Although this is good advice, you may not get buy-in with everyone you work with.  No analyst wants to be in a position of having their work questioned when assumptions are found to have been violated.  Sometimes it’s easier to just do what is expected, or demanded, although that’s never been my style—better keep this one in my back pocket, just in case.

## Confidence, prediction, and tolerance intervals explained

In estimation on 25 May 2008 at 10:00 am

JMP, a business division of SAS, has a short seven page white paper that describes the differences between confidence, prediction, and tolerance intervals using a simple manufacturing example. Formulas are provided along with instructions for using JMP menus to calculate the interval types from a data set.

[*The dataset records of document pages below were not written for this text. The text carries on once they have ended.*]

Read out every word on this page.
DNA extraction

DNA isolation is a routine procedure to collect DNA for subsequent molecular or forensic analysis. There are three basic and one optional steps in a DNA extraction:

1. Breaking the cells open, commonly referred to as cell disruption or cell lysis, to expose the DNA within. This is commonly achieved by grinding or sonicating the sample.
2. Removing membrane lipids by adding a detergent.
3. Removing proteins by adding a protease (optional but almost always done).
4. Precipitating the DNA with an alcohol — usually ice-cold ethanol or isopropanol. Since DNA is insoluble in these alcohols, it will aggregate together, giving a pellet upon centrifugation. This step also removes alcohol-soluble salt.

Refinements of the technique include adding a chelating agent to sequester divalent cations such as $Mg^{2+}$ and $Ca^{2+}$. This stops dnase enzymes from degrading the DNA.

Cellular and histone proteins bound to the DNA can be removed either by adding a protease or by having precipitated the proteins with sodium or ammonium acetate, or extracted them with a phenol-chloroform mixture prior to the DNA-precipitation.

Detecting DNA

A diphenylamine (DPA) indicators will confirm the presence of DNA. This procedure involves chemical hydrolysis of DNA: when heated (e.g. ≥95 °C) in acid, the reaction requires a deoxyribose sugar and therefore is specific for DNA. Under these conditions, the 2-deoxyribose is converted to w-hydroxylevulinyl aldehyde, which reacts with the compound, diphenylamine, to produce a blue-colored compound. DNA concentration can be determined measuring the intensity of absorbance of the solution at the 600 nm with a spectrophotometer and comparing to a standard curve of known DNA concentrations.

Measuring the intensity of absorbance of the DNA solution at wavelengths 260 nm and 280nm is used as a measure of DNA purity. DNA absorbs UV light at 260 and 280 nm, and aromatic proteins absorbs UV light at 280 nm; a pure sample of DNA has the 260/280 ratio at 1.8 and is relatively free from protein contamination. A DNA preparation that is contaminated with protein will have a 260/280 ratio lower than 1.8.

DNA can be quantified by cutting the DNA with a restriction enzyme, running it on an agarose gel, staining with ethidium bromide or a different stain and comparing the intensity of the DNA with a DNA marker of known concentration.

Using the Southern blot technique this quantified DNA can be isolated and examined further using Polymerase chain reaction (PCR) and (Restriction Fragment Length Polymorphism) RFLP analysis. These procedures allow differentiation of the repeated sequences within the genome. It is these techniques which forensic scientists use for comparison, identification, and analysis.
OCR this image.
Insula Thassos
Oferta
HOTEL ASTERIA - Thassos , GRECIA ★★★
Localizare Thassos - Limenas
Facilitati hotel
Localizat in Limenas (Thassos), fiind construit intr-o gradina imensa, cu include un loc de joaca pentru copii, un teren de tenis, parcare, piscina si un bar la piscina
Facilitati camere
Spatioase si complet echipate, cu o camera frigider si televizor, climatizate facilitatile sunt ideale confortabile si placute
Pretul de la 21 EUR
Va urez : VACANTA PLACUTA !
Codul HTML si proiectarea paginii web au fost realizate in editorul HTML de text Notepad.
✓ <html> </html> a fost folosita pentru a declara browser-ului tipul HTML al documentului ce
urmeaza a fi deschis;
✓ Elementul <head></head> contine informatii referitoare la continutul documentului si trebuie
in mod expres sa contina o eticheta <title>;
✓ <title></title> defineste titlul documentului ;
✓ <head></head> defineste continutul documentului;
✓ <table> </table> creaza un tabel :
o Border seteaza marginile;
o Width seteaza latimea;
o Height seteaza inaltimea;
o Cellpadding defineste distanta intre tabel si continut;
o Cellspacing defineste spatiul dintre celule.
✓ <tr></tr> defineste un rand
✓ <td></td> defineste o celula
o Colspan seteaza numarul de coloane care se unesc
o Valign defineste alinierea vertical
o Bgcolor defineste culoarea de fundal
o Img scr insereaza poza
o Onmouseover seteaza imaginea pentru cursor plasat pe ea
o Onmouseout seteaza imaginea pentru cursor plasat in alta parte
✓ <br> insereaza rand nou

Statistical intervals help us to quantify the uncertainty surrounding the estimates that we calculate from our data, such as the mean and standard deviation. The three types of intervals presented here—confidence, prediction and tolerance—are particularly relevant for applications found in science and engineering because they allow us to make very practical claims about our sampled data.

 Related posts: That confidence interval is a random variable No one understands error bars

It’s not an eye-opening read per se, but it’s nonetheless important to understand the nuances between the different interval types. The table provided at the end, with an interpretation of each interval type for the example provided, is a good summary of the ideas presented.